Figure 4 shows the effects of adding notch filtering on the maximum M wave amplitude for paretic and contralateral muscles across all stroke subjects. The maximum M wave amplitude was significantly reduced by the notch filtering for both muscles. As Figure 4a indicates, across paretic muscles, the maximum M wave amplitude was 7.8 ± 1.9 mV (range: 3.9-10.2 mV) for notch filtering on and 9.9 ± 2.5 mV (range: 5.0-13.8 mV) for notch filtering off (p < 0.001); across contralateral muscles, the maximum M wave amplitude was 9.7 ± 1.7 mV (range: 6.2-12.3 mV) for notch filtering on and 13.0 ± 2.2 mV (range: 9.8-16.2 mV) for notch filtering off (p < 0.001). Figure 4b shows the ratio of the maximum M wave amplitude in the presence and absence of the notch filtering, respectively, when the paretic muscles were compared with the contralateral ones (i.e. maximum M wave of paretic muscles divided by maximum M wave of contralateral muscles). It was observed that notch filtering does not have significant effects on the paretic-contralateral M wave ratio.

Figure 4
figure 4

(a) Bar plots showing the maximum M wave amplitude in presence and absence of notch filtering for paretic and contralateral muscles; (b) A comparison of the maximum M wave amplitude ratios of paretic to contralateral muscles in presence and absence of notch filtering. "*" indicates significant difference (p < 0.001).

For all the stroke subjects, exponential regression analysis in Equation 2 showed a good fitting for the relationship between SIP area and ICMUC. Figure 5 shows the effects of notch filtering on the MUNIX for paretic and contralateral muscles across all stroke subjects.

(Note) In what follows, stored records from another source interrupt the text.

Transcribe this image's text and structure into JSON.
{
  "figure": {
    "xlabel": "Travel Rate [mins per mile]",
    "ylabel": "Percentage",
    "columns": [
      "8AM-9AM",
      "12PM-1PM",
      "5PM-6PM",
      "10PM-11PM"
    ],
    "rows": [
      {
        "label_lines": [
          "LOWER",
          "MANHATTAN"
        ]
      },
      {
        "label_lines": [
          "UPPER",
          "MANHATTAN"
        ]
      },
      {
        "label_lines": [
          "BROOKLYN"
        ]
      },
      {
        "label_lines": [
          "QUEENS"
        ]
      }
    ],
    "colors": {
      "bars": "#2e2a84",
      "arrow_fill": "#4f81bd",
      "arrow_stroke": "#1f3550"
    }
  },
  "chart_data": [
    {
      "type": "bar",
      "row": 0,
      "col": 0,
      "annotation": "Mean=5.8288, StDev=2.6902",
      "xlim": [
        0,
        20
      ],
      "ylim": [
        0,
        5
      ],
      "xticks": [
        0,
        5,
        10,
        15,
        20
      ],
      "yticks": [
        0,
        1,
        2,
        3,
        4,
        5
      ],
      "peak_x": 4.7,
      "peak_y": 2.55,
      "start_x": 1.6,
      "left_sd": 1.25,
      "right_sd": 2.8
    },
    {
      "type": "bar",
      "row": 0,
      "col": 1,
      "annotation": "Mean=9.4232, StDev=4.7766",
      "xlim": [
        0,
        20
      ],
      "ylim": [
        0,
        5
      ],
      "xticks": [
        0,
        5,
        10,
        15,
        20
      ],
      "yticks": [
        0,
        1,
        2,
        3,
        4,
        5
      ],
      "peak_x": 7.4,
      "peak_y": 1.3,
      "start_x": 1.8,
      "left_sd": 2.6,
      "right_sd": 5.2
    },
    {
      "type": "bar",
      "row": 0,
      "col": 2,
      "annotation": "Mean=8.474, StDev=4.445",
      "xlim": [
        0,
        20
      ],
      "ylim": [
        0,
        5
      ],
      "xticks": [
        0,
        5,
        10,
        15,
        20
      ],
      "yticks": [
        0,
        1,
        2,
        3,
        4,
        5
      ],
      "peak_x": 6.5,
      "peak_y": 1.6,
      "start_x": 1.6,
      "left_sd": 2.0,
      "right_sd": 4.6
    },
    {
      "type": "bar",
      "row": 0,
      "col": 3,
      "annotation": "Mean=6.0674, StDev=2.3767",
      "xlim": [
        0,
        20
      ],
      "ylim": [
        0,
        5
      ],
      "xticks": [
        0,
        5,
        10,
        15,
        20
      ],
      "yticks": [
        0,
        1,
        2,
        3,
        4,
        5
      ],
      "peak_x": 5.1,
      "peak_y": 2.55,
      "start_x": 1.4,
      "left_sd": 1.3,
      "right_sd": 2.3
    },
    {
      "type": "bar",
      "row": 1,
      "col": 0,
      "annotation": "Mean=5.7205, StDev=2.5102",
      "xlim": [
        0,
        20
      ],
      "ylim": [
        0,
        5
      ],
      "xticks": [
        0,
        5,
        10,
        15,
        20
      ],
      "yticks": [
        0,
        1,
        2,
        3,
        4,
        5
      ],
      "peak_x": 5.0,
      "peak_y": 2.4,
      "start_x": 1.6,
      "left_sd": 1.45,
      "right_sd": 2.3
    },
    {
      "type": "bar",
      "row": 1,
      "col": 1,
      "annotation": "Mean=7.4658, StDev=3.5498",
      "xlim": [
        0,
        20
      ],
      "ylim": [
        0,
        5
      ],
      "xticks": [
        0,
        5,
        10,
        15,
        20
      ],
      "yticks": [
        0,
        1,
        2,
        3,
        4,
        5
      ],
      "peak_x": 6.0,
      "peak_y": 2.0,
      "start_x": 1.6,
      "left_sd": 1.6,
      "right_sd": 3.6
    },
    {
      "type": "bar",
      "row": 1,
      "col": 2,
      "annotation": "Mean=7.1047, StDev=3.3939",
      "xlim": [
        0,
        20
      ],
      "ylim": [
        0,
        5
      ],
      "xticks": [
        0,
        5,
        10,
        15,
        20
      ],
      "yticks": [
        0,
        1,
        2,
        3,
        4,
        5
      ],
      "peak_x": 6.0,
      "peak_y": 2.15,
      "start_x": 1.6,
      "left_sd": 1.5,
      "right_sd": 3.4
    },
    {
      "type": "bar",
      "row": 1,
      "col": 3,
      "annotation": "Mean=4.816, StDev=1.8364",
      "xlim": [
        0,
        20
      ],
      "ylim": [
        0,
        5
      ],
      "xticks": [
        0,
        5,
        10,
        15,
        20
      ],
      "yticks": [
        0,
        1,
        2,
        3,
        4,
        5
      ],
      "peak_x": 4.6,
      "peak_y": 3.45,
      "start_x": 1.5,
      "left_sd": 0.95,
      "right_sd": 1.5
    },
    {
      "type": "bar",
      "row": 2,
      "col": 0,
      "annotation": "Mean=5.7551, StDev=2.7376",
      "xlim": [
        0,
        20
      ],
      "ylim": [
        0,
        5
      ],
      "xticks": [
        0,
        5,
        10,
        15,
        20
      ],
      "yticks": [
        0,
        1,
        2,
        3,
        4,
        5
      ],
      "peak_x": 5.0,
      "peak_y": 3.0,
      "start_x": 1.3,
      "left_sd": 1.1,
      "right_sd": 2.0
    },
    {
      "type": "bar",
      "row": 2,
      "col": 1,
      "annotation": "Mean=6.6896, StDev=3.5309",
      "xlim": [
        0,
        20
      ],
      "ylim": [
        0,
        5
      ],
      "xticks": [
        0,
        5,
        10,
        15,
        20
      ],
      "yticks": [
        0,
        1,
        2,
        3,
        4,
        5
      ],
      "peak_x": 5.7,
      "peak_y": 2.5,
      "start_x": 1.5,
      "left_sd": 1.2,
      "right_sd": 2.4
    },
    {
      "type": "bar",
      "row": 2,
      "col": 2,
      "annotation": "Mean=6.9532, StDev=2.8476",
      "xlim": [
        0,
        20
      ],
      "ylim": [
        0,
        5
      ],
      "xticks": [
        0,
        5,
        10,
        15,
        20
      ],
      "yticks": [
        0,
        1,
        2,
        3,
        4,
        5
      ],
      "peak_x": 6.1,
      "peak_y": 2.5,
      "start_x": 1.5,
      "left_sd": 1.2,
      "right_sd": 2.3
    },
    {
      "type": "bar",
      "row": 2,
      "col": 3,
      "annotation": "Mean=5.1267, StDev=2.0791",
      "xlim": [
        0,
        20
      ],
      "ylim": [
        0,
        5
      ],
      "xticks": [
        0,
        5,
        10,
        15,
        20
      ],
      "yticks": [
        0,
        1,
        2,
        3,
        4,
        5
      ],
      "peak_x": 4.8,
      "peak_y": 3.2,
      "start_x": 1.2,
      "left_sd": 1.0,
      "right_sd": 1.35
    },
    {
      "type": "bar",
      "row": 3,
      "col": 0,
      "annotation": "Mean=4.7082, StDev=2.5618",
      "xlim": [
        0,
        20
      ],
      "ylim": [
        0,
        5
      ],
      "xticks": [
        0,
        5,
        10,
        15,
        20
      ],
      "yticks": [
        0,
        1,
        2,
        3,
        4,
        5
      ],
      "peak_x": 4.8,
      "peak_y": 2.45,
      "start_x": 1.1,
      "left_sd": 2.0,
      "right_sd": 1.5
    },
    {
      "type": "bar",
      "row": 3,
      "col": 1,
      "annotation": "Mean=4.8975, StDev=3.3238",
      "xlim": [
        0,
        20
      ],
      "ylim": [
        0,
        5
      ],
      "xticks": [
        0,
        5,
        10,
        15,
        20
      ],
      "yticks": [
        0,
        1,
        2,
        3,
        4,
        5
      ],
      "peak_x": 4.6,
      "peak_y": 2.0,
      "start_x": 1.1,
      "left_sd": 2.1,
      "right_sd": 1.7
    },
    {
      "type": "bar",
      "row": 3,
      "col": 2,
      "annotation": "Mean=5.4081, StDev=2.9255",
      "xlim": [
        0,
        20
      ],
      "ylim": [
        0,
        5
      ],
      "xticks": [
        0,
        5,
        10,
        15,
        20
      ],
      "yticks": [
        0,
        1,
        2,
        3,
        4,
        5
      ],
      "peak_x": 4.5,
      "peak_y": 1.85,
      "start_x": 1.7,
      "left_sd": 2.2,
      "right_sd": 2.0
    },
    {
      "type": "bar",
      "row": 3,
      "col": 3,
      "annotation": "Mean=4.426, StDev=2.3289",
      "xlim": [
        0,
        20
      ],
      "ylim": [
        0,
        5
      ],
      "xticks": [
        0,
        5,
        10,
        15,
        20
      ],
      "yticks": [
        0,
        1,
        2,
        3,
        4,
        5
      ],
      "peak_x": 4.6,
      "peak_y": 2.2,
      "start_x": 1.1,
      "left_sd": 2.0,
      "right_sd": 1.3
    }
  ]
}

Similar to findings in maximum M wave amplitude, the MUNIX was significantly decreased by the notch filtering for both muscles. Across paretic muscles, the MUNIX was 126 ± 35 (range: 56-179) for notch filtering on and 158 ± 49 (range: 74-264) for notch filtering off (p < 0.001); across contralateral muscles, the MUNIX was 158 ± 35 (range: 92-221) for notch filtering on and 204 ± 47 (range: 113-273) for notch filtering off (p < 0.001) (Figure 5a). Figure 5b shows the MUNIX ratio in the presence and absence of the notch filtering, respectively, when the paretic muscles were compared with the contralateral ones (i.e. MUNIX of paretic muscles divided by MUNIX of contralateral muscles). It was observed that notch filtering does not have significant effects on the paretic-contralateral MUNIX ratio.

Figure 5
figure 5

(a) Bar plots showing the MUNIX values in presence and absence of notch filtering for paretic and contralateral muscles; (b) A comparison of the MUNIX ratios of paretic to contralateral muscles in presence and absence of notch filtering. "*" indicates significant difference (p < 0.001).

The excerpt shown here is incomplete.